The Universe Sentinel
No real choice but to enter the contract. Here the union was holding a strike that affected the ship - only agreed to lift the strike in exchange for a payment, which was paid. Afterwards, they claimed it was under duress, this was upheld. The court explained that it’s not about not having any choices (There are always two choices, even between unpleasant options), but whether there is a practical alternative.
Undue influence.
This is an equitable doctrine, which applies where one party uses their influence over the other to persurade them to make a contract. IT is equitable, so the courts have discretion - they may set the contract aside, or modify its terms so as to mitigate the disadvantage. There are two types: actual and presumed.
Bank of Credit v Aboody
Actual undue influence. This arises when the claimant can prove that they entered the transaction as a result of undue influence. This is unlike duress, because it isn’t pressure, it’s more like influence. What the courts will look at is the relationship between the parties. Here, she signed a mortgage security for her husband to borrow. She routinely signed whatever he asked her to, and when she was getting financial advice, he burst in and insisted she sign. The courts easily found undue influence, and even explained that the contract need not be necessarily disadvantageous to the innocent party.
Presumed undue influence.
The majority of undue influence cases concern presumed undue influence. This arises where there is no direct evidence that someone has exerted undue influence, but the nature of the relationship is such that it can be presumed. Here, the alleged influencer will have to prove no undue influence happened. Parent and child Religious adviser and disciple Guardian and ward Solicitor and client trustee and beneficiary doctor and patient.

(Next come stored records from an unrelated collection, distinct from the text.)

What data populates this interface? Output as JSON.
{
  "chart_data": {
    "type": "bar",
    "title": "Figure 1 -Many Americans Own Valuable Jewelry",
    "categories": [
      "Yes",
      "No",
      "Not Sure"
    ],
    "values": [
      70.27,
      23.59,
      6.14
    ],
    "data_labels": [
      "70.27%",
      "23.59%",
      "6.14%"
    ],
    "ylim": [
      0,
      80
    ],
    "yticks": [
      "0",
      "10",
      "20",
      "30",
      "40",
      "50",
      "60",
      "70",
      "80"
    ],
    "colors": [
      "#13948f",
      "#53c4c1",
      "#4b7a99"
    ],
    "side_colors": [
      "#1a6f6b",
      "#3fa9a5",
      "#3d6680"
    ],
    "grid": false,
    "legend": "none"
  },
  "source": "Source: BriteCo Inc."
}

This is when a fiduciary relationship arises, but there are no limits to when this could arise given the cases.
Lloyds v Bundy
Presumed undue influence. Here he and his son both banked with Lloyds for a long time. The son had difficulties, the bank asked the father to guarantee their sums with his farm, which he did. The son went bankrupt, they went after the farm. He claimed undue influence by the bank, which didn’t advise him it was against his interests. He succeeded, the bank couldn’t rebut the presumption.